Se all’origine del pensiero naturalistico vi era l’idea di conservare e custodire la natura all’interno di una comunità, espressione di un sano rapporto tra esseri viventi e territorio, come mai oggi è avvenuta una pericolosa inversione, che vede il tema ambientale a esclusivo appannaggio del pensiero globale e progressista? La risposta a mio avviso è molto semplice: mentre nel pensiero conservatore l’idea di custodire, conservare e di tramandare trova la sua naturale collocazione perché insita nel proprio agire, in quello progressista rappresenta un tema estraneo da riportare dentro la lotta politica e quindi necessariamente da ideologizzare e propagandare. È opportuno precisare che il termine conservare, caro ai conservatori, non deve essere declinato come volontà di restaurare, ma come desiderio di custodire valori, opere e bellezza e di tramandarli alle generazioni che seguiranno; conservare non significa trasformare il mondo in un museo delle cere, ma essere portatori della tradizione, la quale saprà rendersi attuale in un gioco di adattabilità straordinario. Invece oggi si assiste alla totale assenza di una visione di medio lungo periodo, che si accompagna a un modo di pensare e quindi di agire assolutamente scollegato con il passato e incapace di proiettarsi nel futuro. Un pensare e agire che al contrario vive imprigionato in un eterno presente, che ci impedisce di assumere scelte orientate alla sostenibilità, e alla consapevolezza che il mondo non è nostro, ma ci ospita, ci offre il cibo, la sicurezza e la vita, e per questo abbiamo il dovere di custodirlo e conservarlo non tanto per noi, ma soprattutto per le generazioni che verranno.

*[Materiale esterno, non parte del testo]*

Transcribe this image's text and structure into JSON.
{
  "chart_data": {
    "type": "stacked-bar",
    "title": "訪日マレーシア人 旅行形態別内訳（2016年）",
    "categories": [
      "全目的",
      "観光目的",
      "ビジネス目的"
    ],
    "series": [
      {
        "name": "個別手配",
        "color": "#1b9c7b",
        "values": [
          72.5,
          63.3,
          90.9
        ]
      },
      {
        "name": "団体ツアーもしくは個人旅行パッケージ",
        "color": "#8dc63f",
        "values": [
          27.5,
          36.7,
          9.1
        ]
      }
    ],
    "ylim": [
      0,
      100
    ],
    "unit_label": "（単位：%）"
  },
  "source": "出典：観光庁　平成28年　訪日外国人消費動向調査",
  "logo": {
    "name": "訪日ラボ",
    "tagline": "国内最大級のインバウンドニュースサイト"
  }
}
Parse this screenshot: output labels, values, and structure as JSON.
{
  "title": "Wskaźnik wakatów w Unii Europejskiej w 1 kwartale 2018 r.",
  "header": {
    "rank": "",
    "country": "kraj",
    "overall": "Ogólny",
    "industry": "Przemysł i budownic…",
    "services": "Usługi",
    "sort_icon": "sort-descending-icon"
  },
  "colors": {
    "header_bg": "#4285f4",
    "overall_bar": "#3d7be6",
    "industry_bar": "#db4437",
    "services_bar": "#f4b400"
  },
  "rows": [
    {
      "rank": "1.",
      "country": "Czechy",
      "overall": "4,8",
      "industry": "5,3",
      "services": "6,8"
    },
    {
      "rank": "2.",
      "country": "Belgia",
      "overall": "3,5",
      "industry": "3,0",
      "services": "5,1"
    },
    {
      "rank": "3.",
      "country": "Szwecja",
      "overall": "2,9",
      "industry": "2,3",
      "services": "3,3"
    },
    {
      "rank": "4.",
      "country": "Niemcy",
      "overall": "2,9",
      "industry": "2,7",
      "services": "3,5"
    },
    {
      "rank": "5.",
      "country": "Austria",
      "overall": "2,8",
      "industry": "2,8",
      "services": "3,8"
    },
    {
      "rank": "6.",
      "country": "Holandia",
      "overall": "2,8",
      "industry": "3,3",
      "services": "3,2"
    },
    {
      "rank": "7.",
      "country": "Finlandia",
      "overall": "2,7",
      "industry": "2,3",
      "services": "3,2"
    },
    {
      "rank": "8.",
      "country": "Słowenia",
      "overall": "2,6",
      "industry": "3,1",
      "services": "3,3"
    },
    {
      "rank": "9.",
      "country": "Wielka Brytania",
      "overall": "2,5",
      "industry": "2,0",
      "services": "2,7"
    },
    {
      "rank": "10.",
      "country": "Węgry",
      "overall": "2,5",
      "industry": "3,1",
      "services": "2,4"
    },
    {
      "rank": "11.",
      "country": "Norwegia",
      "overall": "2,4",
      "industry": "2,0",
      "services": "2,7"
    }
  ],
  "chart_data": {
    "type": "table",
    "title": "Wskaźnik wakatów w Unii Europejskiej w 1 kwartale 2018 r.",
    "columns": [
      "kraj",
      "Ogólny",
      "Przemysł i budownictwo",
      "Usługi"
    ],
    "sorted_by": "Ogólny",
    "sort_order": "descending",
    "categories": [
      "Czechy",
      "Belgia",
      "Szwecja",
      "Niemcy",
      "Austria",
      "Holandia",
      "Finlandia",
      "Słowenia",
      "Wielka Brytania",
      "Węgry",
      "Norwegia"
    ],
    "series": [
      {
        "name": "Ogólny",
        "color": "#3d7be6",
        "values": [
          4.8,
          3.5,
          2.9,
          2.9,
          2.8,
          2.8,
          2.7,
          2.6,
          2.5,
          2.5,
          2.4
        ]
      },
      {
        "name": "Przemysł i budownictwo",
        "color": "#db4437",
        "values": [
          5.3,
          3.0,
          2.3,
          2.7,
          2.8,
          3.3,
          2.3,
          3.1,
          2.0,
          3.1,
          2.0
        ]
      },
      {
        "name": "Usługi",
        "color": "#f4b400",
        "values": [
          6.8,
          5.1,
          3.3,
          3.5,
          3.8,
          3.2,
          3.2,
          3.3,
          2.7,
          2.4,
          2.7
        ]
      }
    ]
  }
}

Le parole d’ordine devono essere rispetto, equilibrio ed armonia. Rispetto per tutto ciò che ci circonda, per la natura che ci è stata donata e che abbiamo il dovere di conservare. Equilibrio poiché uomo e natura devono creare un bilanciamento basato su un’armonia, dal modo di vivere a quello di costruire, senza mai dimenticare la conservazione di ciò che gli antichi romani chiamavano genius loci, lo spirito dell’uomo, la sua anima, l’identità, la sacralità senza cui non può esistere un vero amore per la terra e la natura. Una sacralità che unisce natura e letteratura accomunate dal senso della bellezza, dai versi di Pier Paolo Pasolini dedicati alla destra divina «difendi, conserva, prega» alle pagine di Gabriele D’Annunzio con le sue descrizioni della natura, le memorie inedite in Italia del principale filosofo europeo Roger Scruton, oltre a Thoreau.

Scindere la natura dal concetto di bello significa non riuscire a comprenderne il senso profondo che solo vivendoci a stretto contatto e lasciandoci trasportare dalle parole dei grandi letterati, possiamo davvero apprezzare.